Через пять минут они беседовали под сенью пальмы, растущей в кадке, — единственного дерева в «Вулкане».
— Давайте, комиссар! Заводите свою шарманку! Я настроил свои локаторы…
— Два джина с тоником! — заказал мсье Венс. (Он засек Анжо, который наблюдал за ними издали с отсутствующим видом.) — Прежде всего я хотел бы сообщить вам о том, что виделся с вашим братом Мартеном…
Фредди вздохнул, кончив распихивать по карманам пачки банкнот, полученные им в кассе.
— Я тоже!.. — сказал он. — Недавно ночью, когда выходил от д’Ау. Он начал меня поучать, но я смотался, пока дело не дошло до настоящей трагедии.
Мсье Венс был серьезен.
— Может быть, вам следовало бы его выслушать? — спросил он.
Фредди усмехнулся:
— Ну, нет… Пусть он продает свечки, если это ему нравится — и даже кропила, — но пусть не лезет в мою беспутную жизнь! Мы ведь не супруги! — Он взял стакан и добавил — Din Skol, min skol, alia vaclra frickor skol.[1]
— Malqamme![2] — ответил мсье Венс невозмутимо. — Мне казалось, что вы любите друг друга.
Фредди нервно комкал коробок спичек.
— Когда мы были пацанами — возможно, но даже и тогда!.. Он обзывал меня «хулиганом», а я ею — «ризничим»… А сегодня!.. — Казалось, Фредди набрал в легкие побольше воздуха, словно пловец, собирающийся нырнуть в воду, и продолжил — Сегодня Мартен завидует мне черной завистью, вот в чем дело! Если хорошенько подумать, я бы не удивился…
— Не удивились бы чему?
Фредди опорожнил стакан и сказал:
— Довольно!

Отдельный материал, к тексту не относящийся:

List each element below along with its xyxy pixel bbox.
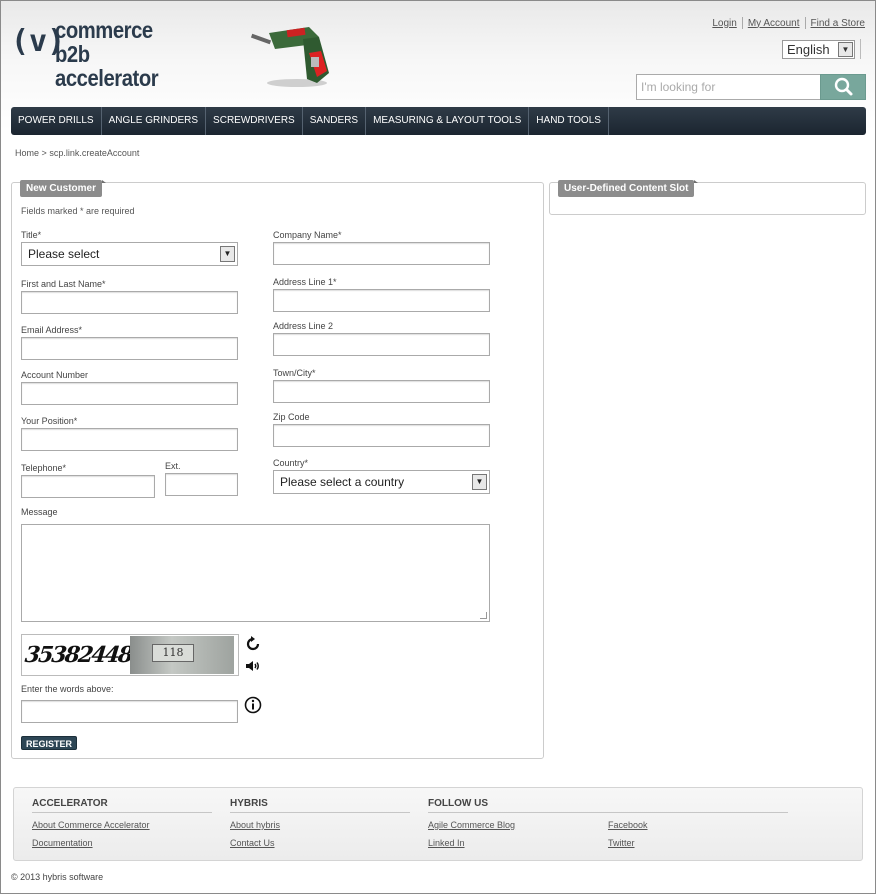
captcha-photo-number: 118 bbox=[152, 644, 194, 662]
name-label: First and Last Name* bbox=[21, 279, 106, 289]
search-button[interactable] bbox=[820, 74, 866, 100]
name-field[interactable] bbox=[21, 291, 238, 314]
captcha-field[interactable] bbox=[21, 700, 238, 723]
find-store-link[interactable]: Find a Store bbox=[806, 18, 865, 29]
logo-line-1: commerce bbox=[55, 17, 153, 43]
footer-link-about-accelerator[interactable]: About Commerce Accelerator bbox=[32, 820, 150, 830]
title-select-value: Please select bbox=[28, 247, 100, 261]
language-value: English bbox=[787, 42, 830, 57]
search-form bbox=[636, 74, 866, 100]
audio-icon[interactable] bbox=[244, 657, 262, 675]
title-label: Title* bbox=[21, 230, 42, 240]
email-label: Email Address* bbox=[21, 325, 83, 335]
message-label: Message bbox=[21, 507, 58, 517]
divider bbox=[230, 812, 410, 813]
search-input[interactable] bbox=[636, 74, 821, 100]
footer-link-linkedin[interactable]: Linked In bbox=[428, 838, 465, 848]
position-label: Your Position* bbox=[21, 416, 78, 426]
site-footer: ACCELERATOR About Commerce Accelerator D… bbox=[13, 787, 863, 861]
breadcrumb-separator: > bbox=[41, 148, 47, 158]
footer-col-follow-title: FOLLOW US bbox=[428, 798, 488, 809]
title-select[interactable]: Please select ▼ bbox=[21, 242, 238, 266]
footer-link-documentation[interactable]: Documentation bbox=[32, 838, 93, 848]
breadcrumb-home[interactable]: Home bbox=[15, 148, 39, 158]
account-number-field[interactable] bbox=[21, 382, 238, 405]
captcha-photo: 118 bbox=[130, 636, 234, 674]
ext-label: Ext. bbox=[165, 461, 181, 471]
footer-link-contact-us[interactable]: Contact Us bbox=[230, 838, 275, 848]
chevron-down-icon[interactable]: ▼ bbox=[838, 42, 853, 57]
login-link[interactable]: Login bbox=[707, 18, 741, 29]
chevron-down-icon[interactable]: ▼ bbox=[472, 474, 487, 490]
footer-link-twitter[interactable]: Twitter bbox=[608, 838, 635, 848]
category-nav: POWER DRILLS ANGLE GRINDERS SCREWDRIVERS… bbox=[11, 107, 866, 135]
register-button[interactable]: REGISTER bbox=[21, 736, 78, 750]
info-icon[interactable] bbox=[244, 696, 262, 714]
footer-link-blog[interactable]: Agile Commerce Blog bbox=[428, 820, 515, 830]
address1-label: Address Line 1* bbox=[273, 277, 337, 287]
footer-link-about-hybris[interactable]: About hybris bbox=[230, 820, 280, 830]
captcha-prompt: Enter the words above: bbox=[21, 684, 114, 694]
required-note: Fields marked * are required bbox=[21, 206, 135, 216]
utility-links: Login My Account Find a Store bbox=[707, 17, 865, 29]
footer-col-accelerator-title: ACCELERATOR bbox=[32, 798, 108, 809]
copyright-text: © 2013 hybris software bbox=[11, 872, 104, 882]
ext-field[interactable] bbox=[165, 473, 238, 496]
zip-field[interactable] bbox=[273, 424, 490, 447]
my-account-link[interactable]: My Account bbox=[743, 18, 805, 29]
footer-link-facebook[interactable]: Facebook bbox=[608, 820, 648, 830]
nav-item-measuring-layout-tools[interactable]: MEASURING & LAYOUT TOOLS bbox=[366, 107, 530, 135]
town-field[interactable] bbox=[273, 380, 490, 403]
logo-mark: (v) bbox=[11, 24, 66, 59]
logo-text: commerce b2b accelerator bbox=[55, 18, 183, 90]
address1-field[interactable] bbox=[273, 289, 490, 312]
country-label: Country* bbox=[273, 458, 309, 468]
telephone-field[interactable] bbox=[21, 475, 155, 498]
search-icon bbox=[834, 77, 853, 96]
refresh-icon[interactable] bbox=[244, 635, 262, 653]
zip-label: Zip Code bbox=[273, 412, 310, 422]
content-slot-panel: User-Defined Content Slot bbox=[549, 180, 866, 215]
message-textarea[interactable] bbox=[21, 524, 490, 622]
page-frame: (v) commerce b2b accelerator Login My Ac… bbox=[0, 0, 876, 894]
address2-field[interactable] bbox=[273, 333, 490, 356]
nav-item-screwdrivers[interactable]: SCREWDRIVERS bbox=[206, 107, 303, 135]
breadcrumb-current: scp.link.createAccount bbox=[49, 148, 140, 158]
country-select-value: Please select a country bbox=[280, 475, 405, 489]
account-number-label: Account Number bbox=[21, 370, 89, 380]
town-label: Town/City* bbox=[273, 368, 316, 378]
divider bbox=[32, 812, 212, 813]
country-select[interactable]: Please select a country ▼ bbox=[273, 470, 490, 494]
captcha-word: 35382448 bbox=[23, 642, 133, 668]
position-field[interactable] bbox=[21, 428, 238, 451]
email-field[interactable] bbox=[21, 337, 238, 360]
telephone-label: Telephone* bbox=[21, 463, 67, 473]
language-select[interactable]: English ▼ bbox=[782, 40, 855, 59]
breadcrumb: Home > scp.link.createAccount bbox=[15, 148, 139, 158]
site-logo[interactable]: (v) commerce b2b accelerator bbox=[11, 18, 201, 90]
resize-handle[interactable] bbox=[480, 612, 487, 619]
nav-item-angle-grinders[interactable]: ANGLE GRINDERS bbox=[102, 107, 207, 135]
nav-item-sanders[interactable]: SANDERS bbox=[303, 107, 367, 135]
footer-col-hybris-title: HYBRIS bbox=[230, 798, 268, 809]
company-field[interactable] bbox=[273, 242, 490, 265]
promo-drill-image[interactable] bbox=[247, 23, 333, 89]
address2-label: Address Line 2 bbox=[273, 321, 334, 331]
divider bbox=[428, 812, 788, 813]
nav-item-power-drills[interactable]: POWER DRILLS bbox=[11, 107, 102, 135]
panel-title: New Customer bbox=[20, 180, 107, 197]
nav-item-hand-tools[interactable]: HAND TOOLS bbox=[529, 107, 609, 135]
content-slot-title: User-Defined Content Slot bbox=[558, 180, 699, 197]
divider bbox=[860, 39, 861, 59]
company-label: Company Name* bbox=[273, 230, 342, 240]
chevron-down-icon[interactable]: ▼ bbox=[220, 246, 235, 262]
captcha-image: 35382448 118 bbox=[21, 634, 239, 676]
logo-line-2: b2b accelerator bbox=[55, 41, 159, 91]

Это наши дела.
Мсье Венс вяло поаплодировал танцовщице с тамбурином, которая закончила свой номер.
— Вы не оставались в ту ночь с д’Ау наедине? — спросил он.
— Да, — признался Фредди, — но самое большее на полчаса, чтобы уложить его в постель и запереть спорные ставки в ящик стола.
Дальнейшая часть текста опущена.